Gathering information about customers is key to connecting with them and winning them back, said Ethan Song, CEO of men's wear e-tailer Frank & Oak of Montreal. It finds that 65 to 75 per cent of its customers return to shop with it compared with an average of 43 per cent at other retail Internet stores.

Matt Corker is one of those repeat customers. He started to shop at Frank & Oak 10 months ago after filling out an online survey about his likes (professional-looking work outfits in subdued colours with a pop of colour) and dislikes (bright flashy prints) and signing up for its subscription service. With a budget of $150 to $300 a month, he gets a crate of clothing delivered to his Vancouver home monthly from Frank & Oak, shipping back rejected items in the same box.

"It took the guess work out of shopping for me," said Mr. Corker, a 30-year-old recruitment consultant who has spent more than $2,000 at Frank & Oak on dress shirts, pants and cardigans. "Each time they get more and more accurate in terms of things I would be looking for."

He's not worried about privacy issues. "It's the type of information I'm ready to share."

Brick-and-mortar retailers are beginning to bring their sales staff's services to their online shoppers – and provide a personal touch.

Harry Rosen last fall tested a program that it dubs Virtual Harry under which each of its salespeople sets up his or her own personalized HarryRosen.com web page. It allows customers to find staff online, chat with them and get a sampling of product ideas, which can lead to purchases. Staff can use information they already collect about their in-store customers' buying habits to help shoppers on Virtual Harry, which is now a permanent feature on the site.

For instance, one of Harry Rosen's salesmen received an online chat request one night last week from a customer who was looking for a bomber jacket, Mr. Rosen, the CEO, said. Familiar with the customer's preferences, the salesman promptly e-mailed him a picture of a $2,400 Brunello Cucinelli silk bomber. By the next day, the customer had paid for the item on the site's secure payment link and had it shipped to him.

"Our secret weapon has always been a well-trained associate or clothing adviser," Mr. Rosen said. "I think of it as a natural progression in e-commerce."

While e-commerce now makes up about 2.5 per cent of privately held Harry Rosen's total $300-million-plus of annual sales, he expects Virtual Harry to help lift that to 6 per cent within a couple of years, and eventually 10 per cent, he said.

Saks Fifth Avenue launched a similar initiative at saks.com this month, allowing shoppers to connect 24/7 with the retailer's sales staff on their personally curated Web pages.

Saks president Marc Metrick predicted the new tool will help "convert" more saks.com browsers into buyers. "It puts together our highest traffic channel, which is our website, with our highest converting channel – our stores" – and their employees, he said.

In customizing product choices, Saks and other retailers increasingly are counting on technology to match up customers with appropriate merchandise.

Saks uses algorithms to customize the array of products it shows prominently to customers on its website based on their recent purchasing and browsing patterns.

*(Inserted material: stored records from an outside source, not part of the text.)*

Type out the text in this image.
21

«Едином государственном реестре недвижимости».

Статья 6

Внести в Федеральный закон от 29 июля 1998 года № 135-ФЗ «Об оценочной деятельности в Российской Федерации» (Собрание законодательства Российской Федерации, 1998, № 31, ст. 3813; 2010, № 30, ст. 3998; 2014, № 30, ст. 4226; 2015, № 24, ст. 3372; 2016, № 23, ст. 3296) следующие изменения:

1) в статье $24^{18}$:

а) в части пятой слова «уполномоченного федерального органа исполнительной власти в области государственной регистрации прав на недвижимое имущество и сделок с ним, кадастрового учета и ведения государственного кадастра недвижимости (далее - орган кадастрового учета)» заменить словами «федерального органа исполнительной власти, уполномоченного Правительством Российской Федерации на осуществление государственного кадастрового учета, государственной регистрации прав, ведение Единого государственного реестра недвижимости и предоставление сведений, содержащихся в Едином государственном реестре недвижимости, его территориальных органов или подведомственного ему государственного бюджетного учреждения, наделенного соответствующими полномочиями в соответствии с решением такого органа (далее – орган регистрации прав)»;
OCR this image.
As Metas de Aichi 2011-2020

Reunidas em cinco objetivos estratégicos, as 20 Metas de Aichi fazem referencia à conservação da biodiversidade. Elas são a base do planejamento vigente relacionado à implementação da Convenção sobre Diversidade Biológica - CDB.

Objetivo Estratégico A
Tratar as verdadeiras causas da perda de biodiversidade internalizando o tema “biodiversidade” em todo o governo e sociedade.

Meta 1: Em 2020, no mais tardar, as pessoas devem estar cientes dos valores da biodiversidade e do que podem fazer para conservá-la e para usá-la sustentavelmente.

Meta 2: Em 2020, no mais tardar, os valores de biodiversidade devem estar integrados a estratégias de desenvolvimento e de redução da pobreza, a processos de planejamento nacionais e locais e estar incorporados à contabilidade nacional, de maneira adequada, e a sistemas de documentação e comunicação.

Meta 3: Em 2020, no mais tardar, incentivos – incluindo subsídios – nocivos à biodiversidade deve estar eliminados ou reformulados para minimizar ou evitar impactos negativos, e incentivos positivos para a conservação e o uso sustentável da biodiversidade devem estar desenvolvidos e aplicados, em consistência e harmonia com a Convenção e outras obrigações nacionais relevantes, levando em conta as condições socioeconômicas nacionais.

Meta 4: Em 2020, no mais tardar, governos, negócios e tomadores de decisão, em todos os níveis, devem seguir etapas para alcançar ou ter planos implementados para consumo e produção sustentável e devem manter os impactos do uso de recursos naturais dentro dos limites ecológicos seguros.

At Frank & Oak, if a customer prefers conservative styles for work, the e-tailer places white and blue dress shirts –typical choices for traditional office wear – at the top of that customer's feed, Mr. Song said.

Even grocer Loblaw Cos. Ltd. uses the automated tech tool to personalize its PC Plus loyalty program for online and offline shoppers. The algorithms can predict when a customer will want to buy a product next from past purchasing patterns and provide a discount for the customer to buy the same item again, said Jim Noteboom, a senior vice-president at Loblaw.

PC Plus members get a personal flyer based on their buying habits, he said. The effort seems to be reaping rewards: PC Plus members spend one-third more than average non-members, a spokeswoman said. "We try to reflect as best we can how the customer likes to shop us," Mr. Noteboom said. "We don't try to change dramatically their pattern."